Planned trustee model: Dispute over the car data

Status: 01/31/2022 11:27 am

Modern vehicles collect millions of pieces of data that are in great demand by corporations, insurance companies and authorities. The federal government is planning a data trustee – which the manufacturers criticize.

The federal government is encountering resistance from manufacturers with its plan for a trustee for car data. According to the will of the traffic light parties, such a trustee should guarantee the sovereignty of car owners over the wealth of data generated by their vehicles. In addition, it should offer data access for authorities, insurance companies, TÜV and car repair shops.

The Association of the Automotive Industry (VDA) fears additional bureaucracy as well as abuse as a result of the trustee concept: “The VDA rejects the so-called trustee model for the transmission of data because we believe it has various disadvantages,” said VDA Managing Director Joachim Damasky.

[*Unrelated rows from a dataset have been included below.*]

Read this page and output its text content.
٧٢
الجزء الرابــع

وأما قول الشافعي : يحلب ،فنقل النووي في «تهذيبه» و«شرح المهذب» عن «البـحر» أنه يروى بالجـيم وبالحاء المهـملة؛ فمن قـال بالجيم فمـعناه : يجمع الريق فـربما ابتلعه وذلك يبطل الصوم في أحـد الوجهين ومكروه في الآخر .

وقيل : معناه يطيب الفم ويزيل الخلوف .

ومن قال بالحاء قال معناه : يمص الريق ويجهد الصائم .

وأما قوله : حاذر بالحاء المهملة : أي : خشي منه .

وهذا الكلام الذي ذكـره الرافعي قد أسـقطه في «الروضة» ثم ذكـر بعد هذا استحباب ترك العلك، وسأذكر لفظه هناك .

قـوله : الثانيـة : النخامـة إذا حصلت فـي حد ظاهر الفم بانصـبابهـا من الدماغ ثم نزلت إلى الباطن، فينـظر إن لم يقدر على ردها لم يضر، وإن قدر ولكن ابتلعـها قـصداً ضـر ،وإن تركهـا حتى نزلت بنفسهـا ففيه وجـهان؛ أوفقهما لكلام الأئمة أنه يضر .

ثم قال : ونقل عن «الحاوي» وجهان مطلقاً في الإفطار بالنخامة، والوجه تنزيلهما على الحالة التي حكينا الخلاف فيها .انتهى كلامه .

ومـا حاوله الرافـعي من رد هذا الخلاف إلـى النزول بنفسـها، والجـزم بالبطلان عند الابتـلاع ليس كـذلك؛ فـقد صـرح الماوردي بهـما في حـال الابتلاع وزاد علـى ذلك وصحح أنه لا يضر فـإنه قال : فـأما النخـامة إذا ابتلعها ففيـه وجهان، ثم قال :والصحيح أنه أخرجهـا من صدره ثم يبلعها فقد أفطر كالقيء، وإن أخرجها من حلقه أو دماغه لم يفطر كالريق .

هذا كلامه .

The dispute is about a multitude of conflicting interests and open questions: from car repairs to the development of new business models. This includes the availability of car data for accident investigation as well as the question of whether car manufacturers and suppliers will be forced to share the fruits of their software development with third-party companies in the future.

The coalition agreement between the SPD, Greens and FDP states: “For the competitively neutral use of vehicle data, we are striving for a trustee model that appropriately takes into account the access needs of users, private providers and state bodies as well as the interests of affected companies and developers.” Details of the plans are not yet known.

Insurers want post-accident access

The car data trustee has been discussed for years, largely initiated by Allianz, the largest German insurer. First of all, Allianz and the insurance industry are concerned with unhindered data access after damage and accidents: “It is important that it is not a market participant,” says Christoph Lauterwasser, head of the Allianz Center for Technology (AZT), about the planned trustee. “When it comes to accident clarification or product liability, for example, the data trustee should not be an insurance company, a car manufacturer, or anyone else who is actively involved in these issues, but a neutral body.”

The insurance association GDV requires its member companies to have access rights to car data, but has not committed itself to a specific model. “Data from networked cars does not belong to the manufacturers,” said GDV general manager Asmussen – they belong in the hands of the owners. “Whether such competition-neutral access to the data takes place via a trustee model or in some other way is of secondary importance.”

counter-proposal of the manufacturer

According to VDA Managing Director Damasky, the automotive industry is basically ready to share the data generated in the vehicle. “We want to make the vehicle data accessible to third parties, but at the same time ensure that it cannot be manipulated during transmission.”

The manufacturers’ counter-proposal boils down to leaving car data in the care of the industry and setting up a “trust center,” a facility that Damasky said could certify data quality. From the point of view of the manufacturers, the vehicle owners should give their consent to the third-party use of the vehicle data.

Who gets access?

“We believe that a trustee model waters down data release and is not user-friendly. For this reason, we advocate queries from a single source, namely via the vehicle manufacturer’s backend,” says the VDA official. With backend are in IT -Language means the parts of a computer system that are invisible to users, i.e. server computers and other infrastructure.

Finally, Damasky demands an earmarked release. From the manufacturer’s point of view, not every interested party should have unlimited access to car data from the outset. It sounds different at Allianz: “Independent third parties” should also be able to offer services “without the vehicle manufacturer acting as a gatekeeper,” says AZT manager Lauterwasser.

conclusions about the driving style

Modern networked cars collect a large amount of data that allows conclusions to be drawn about the usage profile, the intensity of use, the number of drivers or even the driving style, as the ADAC has established. The automobile club considers it a problem that the customer who drives a car does not know exactly which vehicle data is stored. Also, he doesn’t have access to it.

That is why the ADAC Technical President is asking Kasten Schulze: “Drivers must be able to select and deselect providers and data-based services themselves. In concrete terms, this means that the EU Commission must submit a legislative proposal for free, manufacturer-independent, secure access to vehicle data.”